American history has been marked by less government and more emphasis on the individual. Our individualism has made us good citizens. We have helped our poor through our contributions to private associations. Our desire to succeed in a free economy has encouraged virtues such as prudence, courage, and tenacity. By contrast, European states have long been committed to top-down coordination of the economy. The welfare state shields citizens from the harsh realities of the free market. Europeans believe that economic security requires a rejection of economic freedom.
This cultural difference has given European countries very expensive welfare states, crushing debt, incredibly high taxes, and governments that control half the economy. Most European governments consume over 50% of the country’s GDP. The result is a lack of growth in European businesses. Few Europeans want to start businesses. This is a problem for the economy, because new businesses and entrepreneurship can be a major source of wealth.

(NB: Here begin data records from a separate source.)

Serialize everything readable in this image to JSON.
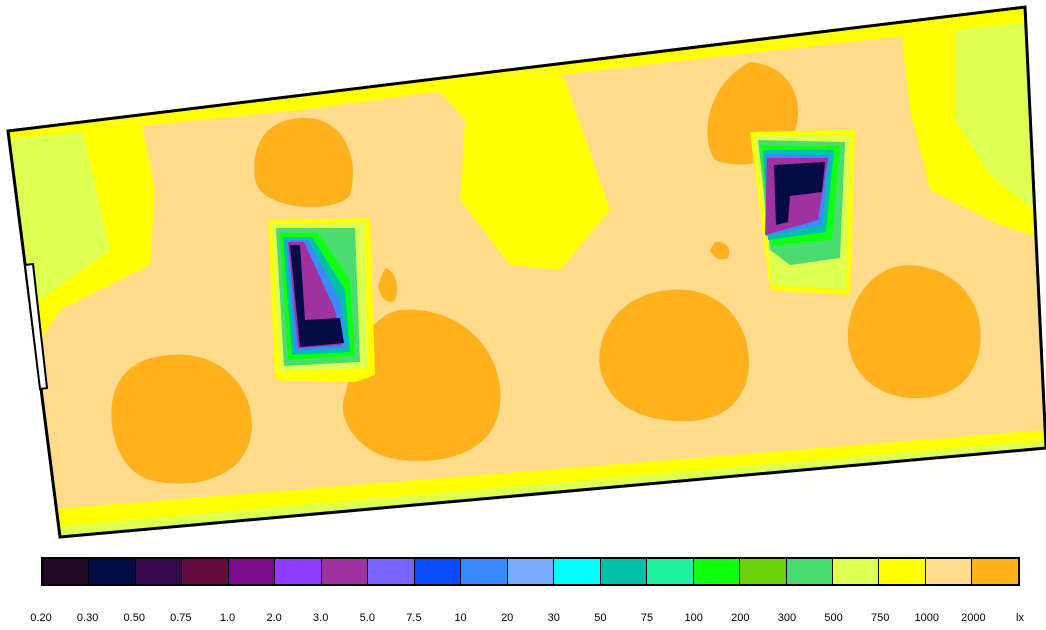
{
  "legend": {
    "colors": [
      "#200a25",
      "#050a45",
      "#360a4a",
      "#630a3d",
      "#7a0a8c",
      "#8a3dff",
      "#a0329f",
      "#7b63ff",
      "#0a4bff",
      "#3a8aff",
      "#78aaff",
      "#00ffff",
      "#00c0a8",
      "#20f0a0",
      "#10ff10",
      "#6ad20a",
      "#4bdc70",
      "#dcff50",
      "#ffff00",
      "#ffdc8c",
      "#ffb21e"
    ],
    "labels": [
      "0.20",
      "0.30",
      "0.50",
      "0.75",
      "1.0",
      "2.0",
      "3.0",
      "5.0",
      "7.5",
      "10",
      "20",
      "30",
      "50",
      "75",
      "100",
      "200",
      "300",
      "500",
      "750",
      "1000",
      "2000"
    ],
    "unit": "lx"
  }
}
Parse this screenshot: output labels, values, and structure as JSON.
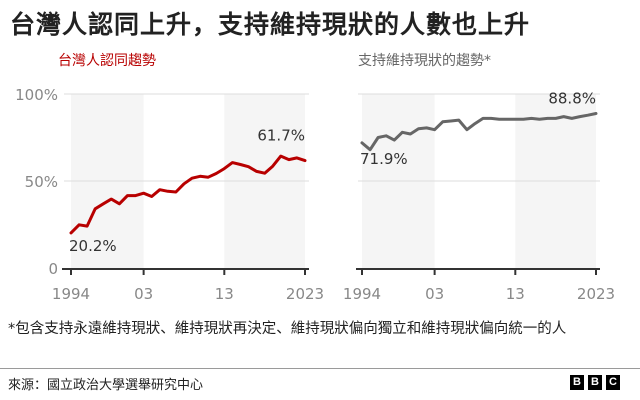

But wait, you may be saying. Some of this sounds familiar. That is Samuel Gregg’s point. Significantly fewer Americans view the free market positively—in 2002, 80% of us favored a free market; by 2008, it was only 59%. Our recent history includes government bail-outs, high deficits, and an expanded welfare state. Americans must ask themselves if they prefer a weaker economy controlled from the top down, or if they want a robust economy with opportunities for great success? For the latter, we must reward entrepreneurship and stress economic liberty.
It's time to ask Samuel Gregg’s provocative question in the title of his new book: Is America Becoming Europe?